T-Mobile US, Inc. (NASDAQ:TMUS) is one of the leading telco operators in the US market, together with AT&T (T) and Verizon (VZ). Notably, the company is known for its 5G prowess, as it moved ahead of its keen competitors, taking the 5G leadership mantle against AT&T and Verizon. The company prides itself on its “un-carrier” approach, aiming to disrupt the traditional carrier model.
As such, I’m not surprised that the market has rewarded TMUS holders well over the past three years, as TMUS significantly outperformed its leading telco peers.
Furthermore, the company’s second-quarter or FQ2 earnings release in late July 2023 showed that its postpaid net adds and churn metrics have continued to outperform. As such, T-Mobile has fended off the competitive threat from cable operators such as Charter (CHTR) and Comcast (CMCSA), who have been encroaching on the turf of the telco players.
Management remains steadfast in its commitment to achieve its $16B to $18B in free cash flow or FCF outlook. The company’s recently announced $19B shareholder return authorization (shares repurchase and dividends) has likely assured investors that the company’s growth profile remains on track. Moreover, its adjusted EBITDA leverage ratio is expected to remain below its 2.5x target ratio over the next two years. Hence, I believe it sets up the company well to pursue growth opportunities, notwithstanding the high-interest rate regime that has battered rate-sensitive companies.
T-Mobile is scheduled to report its FQ3 earnings release on October 25. With TMUS holding close to its September 2023 highs at the $146 level, I assessed that investors have remained confident. Management’s robust capital allocation framework suggests that its shares are undervalued, underpinning investors’ confidence.
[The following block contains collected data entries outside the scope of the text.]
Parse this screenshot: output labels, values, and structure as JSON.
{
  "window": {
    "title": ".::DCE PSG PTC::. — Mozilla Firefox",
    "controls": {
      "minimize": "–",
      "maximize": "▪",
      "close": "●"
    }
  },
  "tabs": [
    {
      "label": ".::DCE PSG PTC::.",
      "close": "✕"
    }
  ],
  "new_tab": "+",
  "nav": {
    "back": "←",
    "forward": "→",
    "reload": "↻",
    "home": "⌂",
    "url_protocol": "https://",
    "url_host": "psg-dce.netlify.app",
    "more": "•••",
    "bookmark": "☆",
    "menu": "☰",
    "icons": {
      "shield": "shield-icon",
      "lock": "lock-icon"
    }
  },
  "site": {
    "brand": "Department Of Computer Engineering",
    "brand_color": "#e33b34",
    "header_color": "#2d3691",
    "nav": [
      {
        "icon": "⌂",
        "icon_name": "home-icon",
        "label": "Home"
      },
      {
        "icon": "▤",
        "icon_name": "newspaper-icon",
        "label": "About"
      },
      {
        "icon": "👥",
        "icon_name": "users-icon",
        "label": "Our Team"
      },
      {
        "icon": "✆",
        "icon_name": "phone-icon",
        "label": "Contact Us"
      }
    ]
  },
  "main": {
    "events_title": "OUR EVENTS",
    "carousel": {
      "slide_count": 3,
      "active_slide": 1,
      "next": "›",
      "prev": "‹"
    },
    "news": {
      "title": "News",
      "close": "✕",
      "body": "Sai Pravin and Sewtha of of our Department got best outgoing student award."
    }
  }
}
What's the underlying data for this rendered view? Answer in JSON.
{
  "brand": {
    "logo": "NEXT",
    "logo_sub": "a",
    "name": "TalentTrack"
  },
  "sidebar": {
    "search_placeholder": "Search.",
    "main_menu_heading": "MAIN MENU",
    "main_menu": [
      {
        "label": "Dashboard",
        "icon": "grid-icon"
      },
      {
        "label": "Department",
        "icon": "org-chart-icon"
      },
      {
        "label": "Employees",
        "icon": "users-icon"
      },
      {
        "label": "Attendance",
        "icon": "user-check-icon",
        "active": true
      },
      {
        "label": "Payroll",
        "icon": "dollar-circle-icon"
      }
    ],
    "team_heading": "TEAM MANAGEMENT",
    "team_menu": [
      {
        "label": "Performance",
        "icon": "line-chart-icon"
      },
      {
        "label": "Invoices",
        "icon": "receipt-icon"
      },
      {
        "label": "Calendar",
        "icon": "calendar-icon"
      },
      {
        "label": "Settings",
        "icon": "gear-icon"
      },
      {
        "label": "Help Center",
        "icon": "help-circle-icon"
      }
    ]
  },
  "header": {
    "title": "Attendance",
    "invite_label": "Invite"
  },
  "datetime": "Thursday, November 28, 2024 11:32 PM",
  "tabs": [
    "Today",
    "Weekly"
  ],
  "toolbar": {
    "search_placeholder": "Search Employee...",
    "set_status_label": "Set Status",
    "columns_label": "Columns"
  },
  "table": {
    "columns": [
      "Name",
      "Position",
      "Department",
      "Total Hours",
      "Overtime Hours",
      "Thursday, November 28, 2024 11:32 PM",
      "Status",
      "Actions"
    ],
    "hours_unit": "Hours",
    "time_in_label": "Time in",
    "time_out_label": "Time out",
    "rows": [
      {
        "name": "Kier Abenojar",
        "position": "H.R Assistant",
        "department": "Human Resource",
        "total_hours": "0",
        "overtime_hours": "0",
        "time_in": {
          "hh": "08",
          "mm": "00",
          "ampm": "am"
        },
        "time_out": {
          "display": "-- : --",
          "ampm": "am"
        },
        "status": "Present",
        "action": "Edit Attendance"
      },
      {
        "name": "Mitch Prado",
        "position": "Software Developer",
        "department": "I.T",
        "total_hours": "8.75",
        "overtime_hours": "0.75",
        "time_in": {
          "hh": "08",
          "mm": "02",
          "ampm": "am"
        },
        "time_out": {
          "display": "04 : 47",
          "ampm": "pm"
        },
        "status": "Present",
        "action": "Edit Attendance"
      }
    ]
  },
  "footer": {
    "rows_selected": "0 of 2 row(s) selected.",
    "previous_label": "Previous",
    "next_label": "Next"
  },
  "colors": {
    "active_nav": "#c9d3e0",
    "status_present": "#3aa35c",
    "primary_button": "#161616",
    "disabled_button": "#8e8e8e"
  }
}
The market has likely assessed that T-Mobile is expected to continue posting strong net-adds growth through the second half of 2023, continuing its solid performance in the first half.
Analysts’ estimates suggest that T-Mobile’s adjusted EBITDA margin is expected to continue improving through FY25, reaching 40% from this year’s estimated 37.4%. As such, the bullish thesis on TMUS should continue to see robust buying support on steep pullbacks if the company continues to execute well.
Given its outperformance, I’m not surprised that TMUS is priced at a premium against its leading telco rivals. However, with a best-in-class “A” growth grade, I gleaned that its “C” valuation grade suggests it isn’t aggressively valued. Even though Verizon and AT&T also boast sector-leading “A+” profitability grades, it’s clear that T-Mobile’s solid growth potential has kept investors onside, which can be assessed by its robust long-term uptrend.
I also gleaned that TMUS buyers returned with conviction at its May 2023 lows ($125 level) and helped stem a further slide. It has helped TMUS recover constructively toward its September highs at the $145 level.
However, that resistance zone has proved frustrating for buyers anticipating further upward momentum, which has since stalled.
Despite that, I don’t anticipate TMUS falling back toward its May lows, given the company’s solid execution and solid operating performance on its 5G leadership. As such, investors should consider the solid uptrend bias in TMUS to buy on steep pullbacks confidently.
Rating: Initiate Buy.
Important note: Investors are reminded to do their due diligence and not rely on the information provided as financial advice. Please always apply independent thinking and note that the rating is not intended to time a specific entry/exit at the point of writing unless otherwise specified.